Even for those die-hard Talk Talk fans among us, the band’s final album, LAUGHING STOCK, gets only a rating as “SPIRIT OF EDEN II.” It’s not that folks don’t absolutely love it. They do. But, when it comes to the history of Talk Talk and the history of rock, 1988’s SPIRIT OF EDEN is better remembered as the innovating album, the heroic but not so polite one in and on which Hollis told EMI and the commercial world where to go and what to do when they got there.
Begin obsessed with Talk Talk since 1986’s THE COLOUR OF SPRING, I, too, am guilty of ranking LAUGHING STOCK somewhere in the band’s top three, but never number one. Of course, I’ve always loved LAUGHING STOCK. No question there. What’s not to love? Yet, it’s always been—at least in my mind—a kind of final moment, a release, an innovative remake of SPIRIT OF EDEN, featuring the core that made the 1988 album so successful: Hollis; Friese-Green; and Brown.

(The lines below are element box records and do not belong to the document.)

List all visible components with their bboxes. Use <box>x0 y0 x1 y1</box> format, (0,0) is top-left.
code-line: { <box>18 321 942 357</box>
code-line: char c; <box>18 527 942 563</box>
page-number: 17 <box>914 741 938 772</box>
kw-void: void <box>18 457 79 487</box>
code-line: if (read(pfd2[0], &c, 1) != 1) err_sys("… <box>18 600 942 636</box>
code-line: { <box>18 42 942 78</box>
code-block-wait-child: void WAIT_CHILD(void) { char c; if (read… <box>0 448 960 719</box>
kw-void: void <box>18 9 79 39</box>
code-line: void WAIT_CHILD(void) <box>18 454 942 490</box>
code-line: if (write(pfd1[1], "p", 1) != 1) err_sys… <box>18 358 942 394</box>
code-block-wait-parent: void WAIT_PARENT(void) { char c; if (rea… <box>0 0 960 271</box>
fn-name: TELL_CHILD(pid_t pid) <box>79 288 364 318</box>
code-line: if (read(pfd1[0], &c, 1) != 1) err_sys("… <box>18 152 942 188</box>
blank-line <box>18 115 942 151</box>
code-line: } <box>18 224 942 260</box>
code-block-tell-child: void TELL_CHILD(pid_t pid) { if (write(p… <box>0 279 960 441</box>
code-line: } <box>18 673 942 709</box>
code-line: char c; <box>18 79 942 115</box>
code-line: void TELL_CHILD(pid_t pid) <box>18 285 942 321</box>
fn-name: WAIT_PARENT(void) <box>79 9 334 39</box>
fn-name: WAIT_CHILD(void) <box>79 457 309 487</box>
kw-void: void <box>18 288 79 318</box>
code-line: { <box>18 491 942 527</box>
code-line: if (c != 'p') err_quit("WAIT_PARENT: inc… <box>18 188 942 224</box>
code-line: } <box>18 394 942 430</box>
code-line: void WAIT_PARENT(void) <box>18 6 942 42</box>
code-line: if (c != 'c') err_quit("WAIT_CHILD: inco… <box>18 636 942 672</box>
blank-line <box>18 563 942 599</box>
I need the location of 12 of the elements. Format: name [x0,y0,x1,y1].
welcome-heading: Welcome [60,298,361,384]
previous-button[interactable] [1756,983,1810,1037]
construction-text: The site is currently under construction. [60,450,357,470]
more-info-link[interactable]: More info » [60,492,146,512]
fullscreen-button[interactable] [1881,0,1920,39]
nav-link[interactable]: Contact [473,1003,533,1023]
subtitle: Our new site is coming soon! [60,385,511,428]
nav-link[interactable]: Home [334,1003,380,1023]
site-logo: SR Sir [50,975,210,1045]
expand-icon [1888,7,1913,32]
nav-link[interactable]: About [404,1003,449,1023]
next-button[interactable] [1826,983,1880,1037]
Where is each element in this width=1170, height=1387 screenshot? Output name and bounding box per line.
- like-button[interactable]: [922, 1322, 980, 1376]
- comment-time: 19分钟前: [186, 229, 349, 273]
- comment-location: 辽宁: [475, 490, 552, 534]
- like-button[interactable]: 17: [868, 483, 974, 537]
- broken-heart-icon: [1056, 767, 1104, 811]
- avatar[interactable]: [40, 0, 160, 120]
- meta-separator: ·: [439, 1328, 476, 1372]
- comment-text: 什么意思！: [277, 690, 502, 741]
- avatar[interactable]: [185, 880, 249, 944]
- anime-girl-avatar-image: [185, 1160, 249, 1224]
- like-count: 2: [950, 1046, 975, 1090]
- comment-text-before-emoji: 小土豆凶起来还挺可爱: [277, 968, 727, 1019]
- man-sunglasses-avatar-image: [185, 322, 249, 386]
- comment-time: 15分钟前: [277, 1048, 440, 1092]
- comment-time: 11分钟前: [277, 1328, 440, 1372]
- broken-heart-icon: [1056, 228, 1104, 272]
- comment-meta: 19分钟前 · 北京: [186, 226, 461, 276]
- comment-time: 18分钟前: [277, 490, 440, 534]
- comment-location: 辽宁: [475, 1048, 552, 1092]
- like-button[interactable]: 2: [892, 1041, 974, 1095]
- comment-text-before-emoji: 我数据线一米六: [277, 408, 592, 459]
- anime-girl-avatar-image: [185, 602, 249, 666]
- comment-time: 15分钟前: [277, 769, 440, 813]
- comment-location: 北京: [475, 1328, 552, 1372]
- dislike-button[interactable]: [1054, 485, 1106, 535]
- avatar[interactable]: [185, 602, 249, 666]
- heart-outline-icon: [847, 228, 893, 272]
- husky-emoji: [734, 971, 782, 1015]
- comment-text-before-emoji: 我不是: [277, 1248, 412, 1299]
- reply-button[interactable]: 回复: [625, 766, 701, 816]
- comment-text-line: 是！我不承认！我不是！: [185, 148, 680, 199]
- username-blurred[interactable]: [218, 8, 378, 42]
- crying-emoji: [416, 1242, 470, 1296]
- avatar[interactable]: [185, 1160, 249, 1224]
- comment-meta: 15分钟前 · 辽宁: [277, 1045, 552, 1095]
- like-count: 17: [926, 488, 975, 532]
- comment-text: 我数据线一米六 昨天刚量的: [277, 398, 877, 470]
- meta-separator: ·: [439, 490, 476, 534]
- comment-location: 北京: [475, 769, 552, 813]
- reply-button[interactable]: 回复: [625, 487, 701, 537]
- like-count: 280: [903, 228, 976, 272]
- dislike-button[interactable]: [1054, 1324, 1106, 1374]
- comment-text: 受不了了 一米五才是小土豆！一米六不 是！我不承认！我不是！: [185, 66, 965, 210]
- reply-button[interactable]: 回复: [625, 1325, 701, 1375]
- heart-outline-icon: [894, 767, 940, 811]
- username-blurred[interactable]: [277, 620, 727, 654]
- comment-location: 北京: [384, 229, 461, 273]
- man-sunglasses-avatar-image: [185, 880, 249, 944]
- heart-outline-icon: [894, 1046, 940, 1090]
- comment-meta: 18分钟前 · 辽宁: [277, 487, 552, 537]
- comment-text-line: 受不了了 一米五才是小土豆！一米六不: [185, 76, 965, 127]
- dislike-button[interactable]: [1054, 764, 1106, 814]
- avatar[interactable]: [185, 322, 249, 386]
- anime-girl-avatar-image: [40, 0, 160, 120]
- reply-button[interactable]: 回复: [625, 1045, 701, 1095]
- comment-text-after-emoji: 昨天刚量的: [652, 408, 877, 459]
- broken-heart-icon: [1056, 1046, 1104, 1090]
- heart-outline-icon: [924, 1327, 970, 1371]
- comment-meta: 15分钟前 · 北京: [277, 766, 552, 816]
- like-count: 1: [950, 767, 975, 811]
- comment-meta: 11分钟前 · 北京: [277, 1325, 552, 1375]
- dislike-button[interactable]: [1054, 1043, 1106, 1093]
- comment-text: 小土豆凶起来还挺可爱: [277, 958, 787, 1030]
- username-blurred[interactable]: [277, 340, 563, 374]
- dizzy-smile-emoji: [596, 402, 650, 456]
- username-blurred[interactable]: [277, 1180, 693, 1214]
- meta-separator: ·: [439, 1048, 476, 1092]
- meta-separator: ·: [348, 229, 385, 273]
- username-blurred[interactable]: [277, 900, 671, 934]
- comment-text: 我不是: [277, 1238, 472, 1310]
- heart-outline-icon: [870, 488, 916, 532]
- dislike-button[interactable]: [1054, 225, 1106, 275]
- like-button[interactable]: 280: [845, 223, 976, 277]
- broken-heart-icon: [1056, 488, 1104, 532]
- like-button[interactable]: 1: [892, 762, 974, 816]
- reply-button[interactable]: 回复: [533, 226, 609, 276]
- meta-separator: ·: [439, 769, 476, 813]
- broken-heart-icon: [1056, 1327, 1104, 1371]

I first purchased the CD of LAUGHING STOCK (even before I owned a CD player) at Waterloo records in Austin on the day it came out. Craig Breaden (also of Progarchist infamy) and I were attending a history conference there, and Waterloo was across the river from our hotel. Stunningly, when it came to the band, I actually knew far more than Craig. Believe me, this is important, as no one knows the history of rock from the early 60s to the early 90s better than does Craig.